MethodsMRI data (fat-suppressed T2-weighted and contrast-enhanced fat-suppressed T1-weighted images) from 148 STS patients treated in four institutions were retrospectively enrolled. Patients were divided into a training cohort (n = 108) and validation cohort (n = 40). K-means clustering was applied to split intratumoral voxels into three habitats according to signal intensity values. A large number of radiomics features were extracted from numerous tumor-associated regions (tumor lesion, peritumor, tumor expansion, and intratumoral habitats) to construct a series of radiomics signatures. A nomogram integrating clinical predictors and radiomics signature was established and its value for predicting progression was validated.

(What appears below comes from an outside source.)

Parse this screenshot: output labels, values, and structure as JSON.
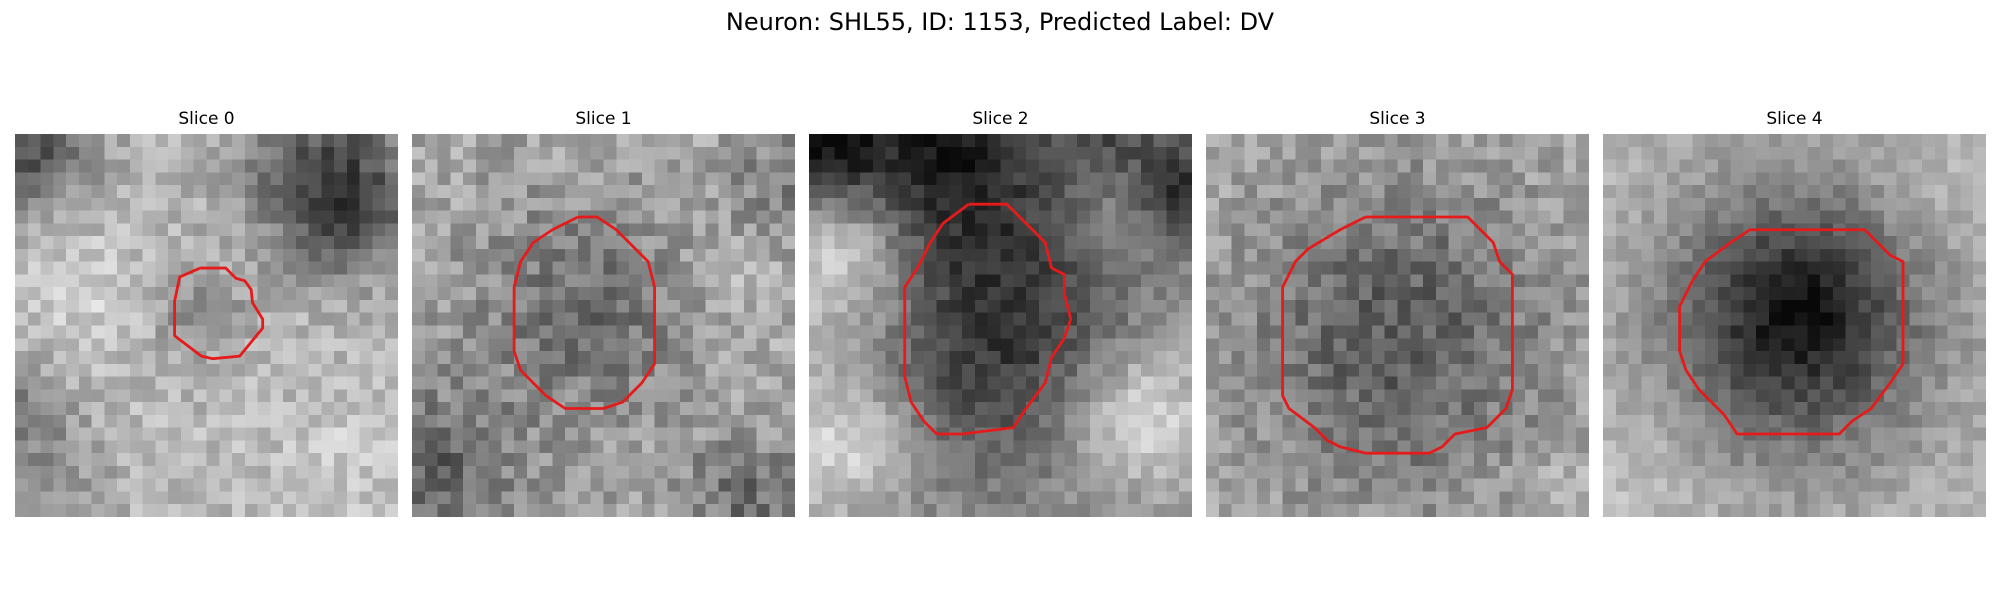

ResultsThe nomogram yielded superior prediction performance and less predictive error in the validation cohort (C-index, 0.777; median area under the receiver operating characteristic curve, 0.808; integrated Brier score, 0.135). When patients were stratified according to risk of progression (low and high) based on the nomogram in both the training and validation cohorts, Kaplan–Meier survival analysis demonstrated significant differences in progression-free survival between the groups. In addition, it could attach incremental value to histopathological grade system in progression risk evaluation.
ConclusionA nomogram based on intratumoral habitat and peritumor radiomics predicts tumor progression in STS patients and stratifies them according to risk of progression.